いや、金城は元々かっこいいとは思ってた。私の友達の中にも頬を赤らめて金城が好きだって言っている子はいるし、部長とかやってるし?これは関係ないな…。でも私の中の金城はそこまで大きな存在ではなかった。それでも、こうやって眼鏡をかけられると私の心を鷲掴みされているようで、思わずどきっとしてしまうんだ。
ちょっと距離をあけて話していたのに、金城が立ち上がって前に来たせいでより意識してしまう。
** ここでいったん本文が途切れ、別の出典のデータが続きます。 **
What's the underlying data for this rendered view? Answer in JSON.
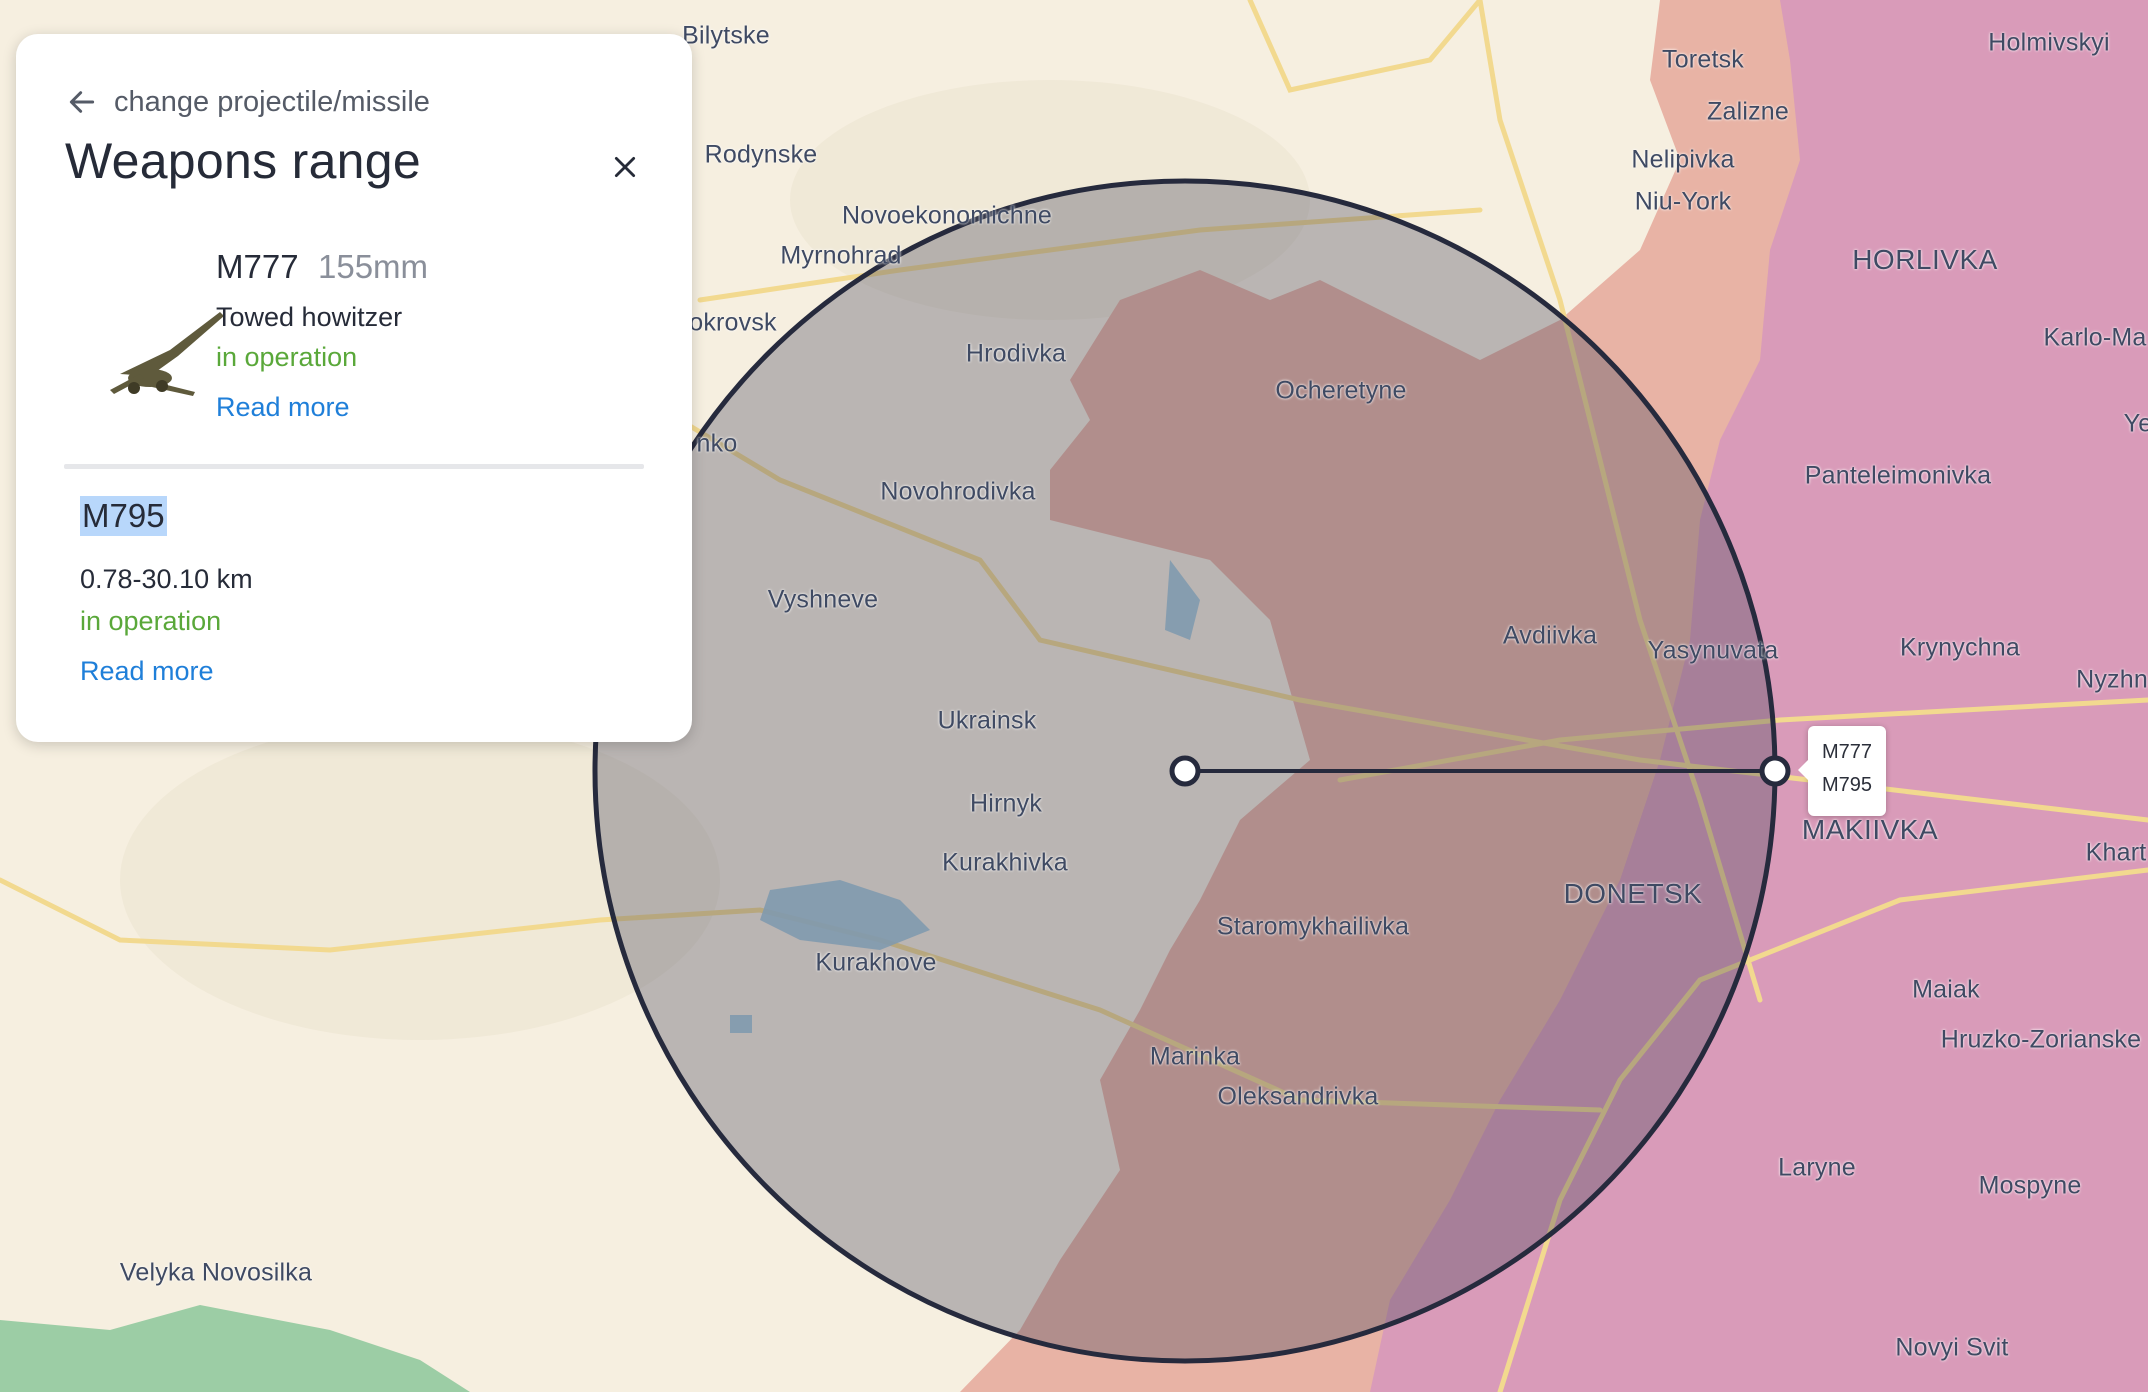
{
  "panel": {
    "back_label": "change projectile/missile",
    "title": "Weapons range",
    "weapon": {
      "name": "M777",
      "caliber": "155mm",
      "type": "Towed howitzer",
      "status": "in operation",
      "read_more": "Read more"
    },
    "projectile": {
      "name": "M795",
      "range": "0.78-30.10 km",
      "status": "in operation",
      "read_more": "Read more"
    }
  },
  "range_marker": {
    "weapon": "M777",
    "projectile": "M795"
  },
  "places": {
    "bilytske": "Bilytske",
    "rodynske": "Rodynske",
    "novoekonomichne": "Novoekonomichne",
    "myrnohrad": "Myrnohrad",
    "pokrovsk": "okrovsk",
    "hrodivka": "Hrodivka",
    "ocheretyne": "Ocheretyne",
    "nko": "nko",
    "novohrodivka": "Novohrodivka",
    "vyshneve": "Vyshneve",
    "avdiivka": "Avdiivka",
    "yasynuvata": "Yasynuvata",
    "ukrainsk": "Ukrainsk",
    "hirnyk": "Hirnyk",
    "kurakhivka": "Kurakhivka",
    "kurakhove": "Kurakhove",
    "staromykhailivka": "Staromykhailivka",
    "donetsk": "DONETSK",
    "marinka": "Marinka",
    "oleksandrivka": "Oleksandrivka",
    "velyka_novosilka": "Velyka Novosilka",
    "toretsk": "Toretsk",
    "zalizne": "Zalizne",
    "nelipivka": "Nelipivka",
    "niu_york": "Niu-York",
    "holmivskyi": "Holmivskyi",
    "horlivka": "HORLIVKA",
    "karlo_ma": "Karlo-Ma",
    "ye": "Ye",
    "panteleimonivka": "Panteleimonivka",
    "krynychna": "Krynychna",
    "nyzhn": "Nyzhn",
    "makiivka": "MAKIIVKA",
    "khart": "Khart",
    "maiak": "Maiak",
    "hruzko_zorianske": "Hruzko-Zorianske",
    "laryne": "Laryne",
    "mospyne": "Mospyne",
    "novyi_svit": "Novyi Svit"
  },
  "colors": {
    "land": "#f6efe0",
    "occupied_zone": "#e8b3a5",
    "occupied_long_term": "#d99bb9",
    "range_circle_fill": "#4a4a5e",
    "range_circle_stroke": "#262a3d",
    "road": "#f2d98f",
    "status_green": "#5aa83a",
    "link_blue": "#1f7fd9",
    "highlight": "#b8d7fb"
  },
  "icons": {
    "back": "arrow-left-icon",
    "close": "close-icon",
    "weapon": "howitzer-icon"
  }
}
いつもの金城となんら変わりないのに、おかしい。


「へっ?なんともないよ!」

「なんで後ずさっているんだ?」

「ち、近づかなくていいから」

「本当に大丈夫か」

「大丈夫だってば…」

「しかし、ゆでだこのようだぞ」


金城の世話焼きも今は困る。不意におでこに手を当てられるんだもん、そりゃあ顔も熱くなる。心の中で必死にいつもの金城だいつもの金城だと呪文のように唱えるけれど、まるで効果はなし。そう、私は眼鏡が好きであって金城が好きなわけではない!


「熱があるようだが…」

「ちがう…」

「?」

「めがね」

「眼鏡がどうかしたのか」

「眼鏡かけてる人、好きなだけだから…ちょっとどきっとしただけ」

すると、金城は鳩が豆鉄砲を食らったような顔をして黙った後に、控えめに笑った。

「フッ、なんだそんなことか」

「笑わないでよ…!」

「てっきり俺は具合でも悪いのかと思ってな」

「…いたって健康です」

「そうか、みょうじは眼鏡が好きなのか」

「……そうだよ」

「なら、これから毎日かけてこないとな」

最後に笑ったのはいつもの金城の世話焼きなのだと思うけど、やけにその後もにやついていたのが気に入らなかった。けど、これから毎日金城を見る私の心臓が持ちそうにないと思った。